Civil Liberties and civil rights are the same thing legally speaking. If the government violates my right to protest and assembly, they are also violating a civil right to protest and assembley. There is no distinction in a legal sense.

In an academic sense, Civil Liberties refers to protections and garentees that the citizen has when dealing with the government (In the U.S., there are no guarantees but there are very broad protections. A protection is a "negative right" of the citizen and a garentee is a positive right against the government. I have a negative right to free speech, which means the government cannot make it illegal to say any particular word. I do not have a positive right to free speech, which means I cannot force the government to make people listen to what I have to say. It's not the government's problem if no one wants my opinion on jelly flavors.).

The right to due process of is a negative right against the government using it's power to take away my rights because "we said you don't have them." Due process ensures that the government outline a neutral series of steps to determine if it has a compelling interest in restricting a right. Say I want to burn the flag and I am arrested for that action. There is a process in which I can argue why I should be allowed to burn the flag (I bought it, it's mine, I am symbollically speaking against a government policy I do not agree with) and the government can argue their case (it's drought season, wild fires occur during this time of year, fire bad (Frankenstien v. Villagers), it's in our interest to not have wild fires burn the town down, we don't let any one burn anything so as to not start a fire.) and address if it's in the best interest of the government (aka, the people who vote for the thing) to minimally restrict my right.

In American adidemic discussion, Liberties and Civil Rights are two different groups of Amendments to the Constitution. There are three safegaurds of liberties (Amendments 1, 2, and 3) and 7 Safeguards of Civil Rights (Amendments 13, 14, 15, 19, 23, 24, and 26). The Liberties are impositions on the government that block laws from being made that unreasonably restrict these activities of the people. There are five rights in Amendment one and one in both two and three. The Civil Rights amendments include four impositions on government barring it from making rules about, one restriction against any form of slave labor (except as punishment through due process of the law) and one imposition on state governments that block them from making laws that the Constitution says the Federal Government cannot due (States can make laws if the power to make the law was neither granted to federal government nor explicitly barred).

Due Process is a "Safeguard against justice" and is the underpinning right of Amendments 4, 5, 6, 7, and 8. These amendments are impostions on Government that they must provide to anyone who is accused of breaking a law. In the U.S. you have a right to a jury trial if accused, but you do not have to use it. You can request a bench trial. The accuser does not have a say in this decision. Due process itself is an imposition against the government banning arbitrary enforcement of the law and/or enforcement of the law without compliance with the Justice Amendments.
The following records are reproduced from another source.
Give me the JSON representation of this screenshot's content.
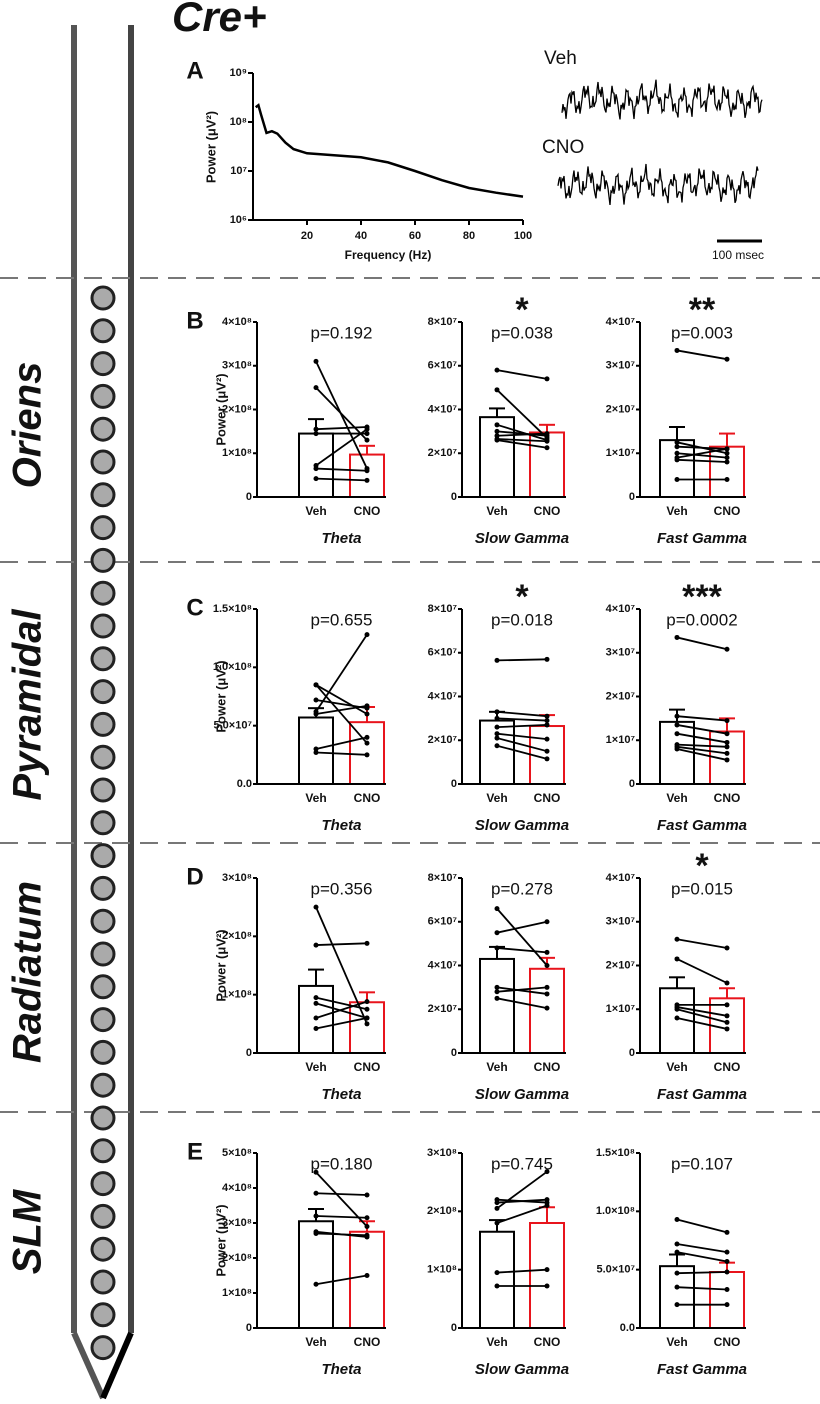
{
  "figure": {
    "title": "Cre+",
    "layers": [
      "Oriens",
      "Pyramidal",
      "Radiatum",
      "SLM"
    ],
    "trace_labels": [
      "Veh",
      "CNO"
    ],
    "scale_bar": "100 msec"
  },
  "chart_data": [
    {
      "type": "line",
      "panel_label": "A",
      "xlabel": "Frequency (Hz)",
      "ylabel": "Power (μV²)",
      "log_y": true,
      "x": [
        1,
        2,
        3,
        5,
        7,
        9,
        12,
        15,
        20,
        30,
        40,
        50,
        60,
        70,
        80,
        90,
        100
      ],
      "series": [
        {
          "color": "#000000",
          "values": [
            200000000,
            220000000,
            140000000,
            60000000,
            65000000,
            58000000,
            38000000,
            28000000,
            23000000,
            21000000,
            19000000,
            15000000,
            10000000,
            6500000,
            4500000,
            3600000,
            3000000
          ]
        }
      ],
      "xlim": [
        0,
        100
      ],
      "xticks": [
        20,
        40,
        60,
        80,
        100
      ],
      "ylim": [
        1000000,
        1000000000
      ],
      "yticks": [
        {
          "value": 1000000,
          "label": "10⁶"
        },
        {
          "value": 10000000,
          "label": "10⁷"
        },
        {
          "value": 100000000,
          "label": "10⁸"
        },
        {
          "value": 1000000000,
          "label": "10⁹"
        }
      ]
    },
    {
      "type": "bar",
      "panel_label": "B",
      "title": "Theta",
      "annotation": "p=0.192",
      "ylabel": "Power (μV²)",
      "categories": [
        "Veh",
        "CNO"
      ],
      "colors": [
        "#000000",
        "#e8141c"
      ],
      "values": [
        145000000,
        97000000
      ],
      "errors": [
        33000000,
        20000000
      ],
      "subjects": [
        [
          310000000,
          65000000
        ],
        [
          250000000,
          130000000
        ],
        [
          155000000,
          160000000
        ],
        [
          145000000,
          145000000
        ],
        [
          72000000,
          155000000
        ],
        [
          65000000,
          60000000
        ],
        [
          42000000,
          38000000
        ]
      ],
      "ylim": [
        0,
        400000000
      ],
      "yticks": [
        0,
        {
          "value": 100000000,
          "label": "1×10⁸"
        },
        {
          "value": 200000000,
          "label": "2×10⁸"
        },
        {
          "value": 300000000,
          "label": "3×10⁸"
        },
        {
          "value": 400000000,
          "label": "4×10⁸"
        }
      ]
    },
    {
      "type": "bar",
      "title": "Slow Gamma",
      "annotation": "p=0.038",
      "significance": "*",
      "categories": [
        "Veh",
        "CNO"
      ],
      "colors": [
        "#000000",
        "#e8141c"
      ],
      "values": [
        36500000,
        29500000
      ],
      "errors": [
        4000000,
        3500000
      ],
      "subjects": [
        [
          58000000,
          54000000
        ],
        [
          49000000,
          27000000
        ],
        [
          33000000,
          26000000
        ],
        [
          30000000,
          28000000
        ],
        [
          28000000,
          29000000
        ],
        [
          26500000,
          25500000
        ],
        [
          26000000,
          22500000
        ]
      ],
      "ylim": [
        0,
        80000000
      ],
      "yticks": [
        0,
        {
          "value": 20000000,
          "label": "2×10⁷"
        },
        {
          "value": 40000000,
          "label": "4×10⁷"
        },
        {
          "value": 60000000,
          "label": "6×10⁷"
        },
        {
          "value": 80000000,
          "label": "8×10⁷"
        }
      ]
    },
    {
      "type": "bar",
      "title": "Fast Gamma",
      "annotation": "p=0.003",
      "significance": "**",
      "categories": [
        "Veh",
        "CNO"
      ],
      "colors": [
        "#000000",
        "#e8141c"
      ],
      "values": [
        13000000,
        11500000
      ],
      "errors": [
        3000000,
        3000000
      ],
      "subjects": [
        [
          33500000,
          31500000
        ],
        [
          12500000,
          10000000
        ],
        [
          11500000,
          11000000
        ],
        [
          10000000,
          9000000
        ],
        [
          9000000,
          11000000
        ],
        [
          8500000,
          8000000
        ],
        [
          4000000,
          4000000
        ]
      ],
      "ylim": [
        0,
        40000000
      ],
      "yticks": [
        0,
        {
          "value": 10000000,
          "label": "1×10⁷"
        },
        {
          "value": 20000000,
          "label": "2×10⁷"
        },
        {
          "value": 30000000,
          "label": "3×10⁷"
        },
        {
          "value": 40000000,
          "label": "4×10⁷"
        }
      ]
    },
    {
      "type": "bar",
      "panel_label": "C",
      "title": "Theta",
      "annotation": "p=0.655",
      "ylabel": "Power (μV²)",
      "categories": [
        "Veh",
        "CNO"
      ],
      "colors": [
        "#000000",
        "#e8141c"
      ],
      "values": [
        57000000,
        53000000
      ],
      "errors": [
        8000000,
        13000000
      ],
      "subjects": [
        [
          85000000,
          35000000
        ],
        [
          85000000,
          60000000
        ],
        [
          72000000,
          65000000
        ],
        [
          62000000,
          128000000
        ],
        [
          60000000,
          67000000
        ],
        [
          30000000,
          40000000
        ],
        [
          27000000,
          25000000
        ]
      ],
      "ylim": [
        0,
        150000000
      ],
      "yticks": [
        {
          "value": 0,
          "label": "0.0"
        },
        {
          "value": 50000000,
          "label": "5.0×10⁷"
        },
        {
          "value": 100000000,
          "label": "1.0×10⁸"
        },
        {
          "value": 150000000,
          "label": "1.5×10⁸"
        }
      ]
    },
    {
      "type": "bar",
      "title": "Slow Gamma",
      "annotation": "p=0.018",
      "significance": "*",
      "categories": [
        "Veh",
        "CNO"
      ],
      "colors": [
        "#000000",
        "#e8141c"
      ],
      "values": [
        29000000,
        26500000
      ],
      "errors": [
        4000000,
        5000000
      ],
      "subjects": [
        [
          56500000,
          57000000
        ],
        [
          33000000,
          31000000
        ],
        [
          30000000,
          29000000
        ],
        [
          26000000,
          27000000
        ],
        [
          23000000,
          20500000
        ],
        [
          21000000,
          15000000
        ],
        [
          17500000,
          11500000
        ]
      ],
      "ylim": [
        0,
        80000000
      ],
      "yticks": [
        0,
        {
          "value": 20000000,
          "label": "2×10⁷"
        },
        {
          "value": 40000000,
          "label": "4×10⁷"
        },
        {
          "value": 60000000,
          "label": "6×10⁷"
        },
        {
          "value": 80000000,
          "label": "8×10⁷"
        }
      ]
    },
    {
      "type": "bar",
      "title": "Fast Gamma",
      "annotation": "p=0.0002",
      "significance": "***",
      "categories": [
        "Veh",
        "CNO"
      ],
      "colors": [
        "#000000",
        "#e8141c"
      ],
      "values": [
        14200000,
        12000000
      ],
      "errors": [
        2800000,
        3000000
      ],
      "subjects": [
        [
          33500000,
          30800000
        ],
        [
          15500000,
          14500000
        ],
        [
          13500000,
          11500000
        ],
        [
          11500000,
          9500000
        ],
        [
          9000000,
          8500000
        ],
        [
          8500000,
          7000000
        ],
        [
          8000000,
          5500000
        ]
      ],
      "ylim": [
        0,
        40000000
      ],
      "yticks": [
        0,
        {
          "value": 10000000,
          "label": "1×10⁷"
        },
        {
          "value": 20000000,
          "label": "2×10⁷"
        },
        {
          "value": 30000000,
          "label": "3×10⁷"
        },
        {
          "value": 40000000,
          "label": "4×10⁷"
        }
      ]
    },
    {
      "type": "bar",
      "panel_label": "D",
      "title": "Theta",
      "annotation": "p=0.356",
      "ylabel": "Power (μV²)",
      "categories": [
        "Veh",
        "CNO"
      ],
      "colors": [
        "#000000",
        "#e8141c"
      ],
      "values": [
        115000000,
        87000000
      ],
      "errors": [
        28000000,
        17000000
      ],
      "subjects": [
        [
          250000000,
          50000000
        ],
        [
          185000000,
          188000000
        ],
        [
          95000000,
          75000000
        ],
        [
          85000000,
          60000000
        ],
        [
          60000000,
          88000000
        ],
        [
          42000000,
          60000000
        ]
      ],
      "ylim": [
        0,
        300000000
      ],
      "yticks": [
        0,
        {
          "value": 100000000,
          "label": "1×10⁸"
        },
        {
          "value": 200000000,
          "label": "2×10⁸"
        },
        {
          "value": 300000000,
          "label": "3×10⁸"
        }
      ]
    },
    {
      "type": "bar",
      "title": "Slow Gamma",
      "annotation": "p=0.278",
      "categories": [
        "Veh",
        "CNO"
      ],
      "colors": [
        "#000000",
        "#e8141c"
      ],
      "values": [
        43000000,
        38500000
      ],
      "errors": [
        5500000,
        5000000
      ],
      "subjects": [
        [
          66000000,
          40000000
        ],
        [
          55000000,
          60000000
        ],
        [
          48000000,
          46000000
        ],
        [
          30000000,
          27000000
        ],
        [
          28000000,
          30000000
        ],
        [
          25000000,
          20500000
        ]
      ],
      "ylim": [
        0,
        80000000
      ],
      "yticks": [
        0,
        {
          "value": 20000000,
          "label": "2×10⁷"
        },
        {
          "value": 40000000,
          "label": "4×10⁷"
        },
        {
          "value": 60000000,
          "label": "6×10⁷"
        },
        {
          "value": 80000000,
          "label": "8×10⁷"
        }
      ]
    },
    {
      "type": "bar",
      "title": "Fast Gamma",
      "annotation": "p=0.015",
      "significance": "*",
      "categories": [
        "Veh",
        "CNO"
      ],
      "colors": [
        "#000000",
        "#e8141c"
      ],
      "values": [
        14800000,
        12500000
      ],
      "errors": [
        2500000,
        2300000
      ],
      "subjects": [
        [
          26000000,
          24000000
        ],
        [
          21500000,
          16000000
        ],
        [
          11000000,
          11000000
        ],
        [
          10500000,
          8500000
        ],
        [
          10000000,
          7000000
        ],
        [
          8000000,
          5500000
        ]
      ],
      "ylim": [
        0,
        40000000
      ],
      "yticks": [
        0,
        {
          "value": 10000000,
          "label": "1×10⁷"
        },
        {
          "value": 20000000,
          "label": "2×10⁷"
        },
        {
          "value": 30000000,
          "label": "3×10⁷"
        },
        {
          "value": 40000000,
          "label": "4×10⁷"
        }
      ]
    },
    {
      "type": "bar",
      "panel_label": "E",
      "title": "Theta",
      "annotation": "p=0.180",
      "ylabel": "Power (μV²)",
      "categories": [
        "Veh",
        "CNO"
      ],
      "colors": [
        "#000000",
        "#e8141c"
      ],
      "values": [
        305000000,
        275000000
      ],
      "errors": [
        35000000,
        30000000
      ],
      "subjects": [
        [
          445000000,
          290000000
        ],
        [
          385000000,
          380000000
        ],
        [
          320000000,
          315000000
        ],
        [
          275000000,
          260000000
        ],
        [
          270000000,
          265000000
        ],
        [
          125000000,
          150000000
        ]
      ],
      "ylim": [
        0,
        500000000
      ],
      "yticks": [
        0,
        {
          "value": 100000000,
          "label": "1×10⁸"
        },
        {
          "value": 200000000,
          "label": "2×10⁸"
        },
        {
          "value": 300000000,
          "label": "3×10⁸"
        },
        {
          "value": 400000000,
          "label": "4×10⁸"
        },
        {
          "value": 500000000,
          "label": "5×10⁸"
        }
      ]
    },
    {
      "type": "bar",
      "title": "Slow Gamma",
      "annotation": "p=0.745",
      "categories": [
        "Veh",
        "CNO"
      ],
      "colors": [
        "#000000",
        "#e8141c"
      ],
      "values": [
        165000000,
        180000000
      ],
      "errors": [
        20000000,
        27000000
      ],
      "subjects": [
        [
          220000000,
          215000000
        ],
        [
          215000000,
          220000000
        ],
        [
          205000000,
          268000000
        ],
        [
          180000000,
          210000000
        ],
        [
          95000000,
          100000000
        ],
        [
          72000000,
          72000000
        ]
      ],
      "ylim": [
        0,
        300000000
      ],
      "yticks": [
        0,
        {
          "value": 100000000,
          "label": "1×10⁸"
        },
        {
          "value": 200000000,
          "label": "2×10⁸"
        },
        {
          "value": 300000000,
          "label": "3×10⁸"
        }
      ]
    },
    {
      "type": "bar",
      "title": "Fast Gamma",
      "annotation": "p=0.107",
      "categories": [
        "Veh",
        "CNO"
      ],
      "colors": [
        "#000000",
        "#e8141c"
      ],
      "values": [
        53000000,
        48000000
      ],
      "errors": [
        10000000,
        8000000
      ],
      "subjects": [
        [
          93000000,
          82000000
        ],
        [
          72000000,
          65000000
        ],
        [
          65000000,
          57000000
        ],
        [
          47000000,
          48000000
        ],
        [
          35000000,
          33000000
        ],
        [
          20000000,
          20000000
        ]
      ],
      "ylim": [
        0,
        150000000
      ],
      "yticks": [
        {
          "value": 0,
          "label": "0.0"
        },
        {
          "value": 50000000,
          "label": "5.0×10⁷"
        },
        {
          "value": 100000000,
          "label": "1.0×10⁸"
        },
        {
          "value": 150000000,
          "label": "1.5×10⁸"
        }
      ]
    }
  ]
}
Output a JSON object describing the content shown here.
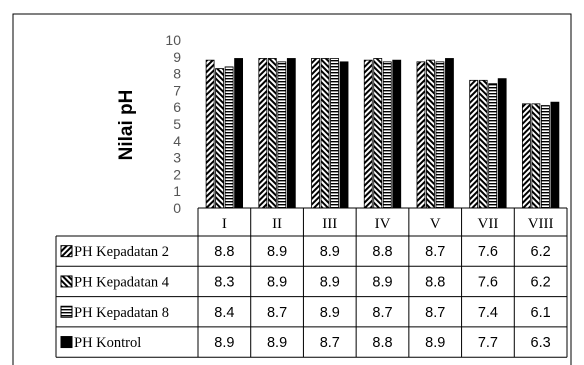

If and only if the government follows the rules, than the government may restrict the rights of the entity.

It is important that in the case of the Constitution, there are lines that make it very clear that the government exists because of the consent of the governerned and therefor the government is restricted to doing exactly what it is charged to do in the constitution. That said, there is also language saying, to effect, that the constitution doesn't list all the rights granted to the people, and the government can't make laws against the rights of the people just because they weren't rights listed in the Constitution.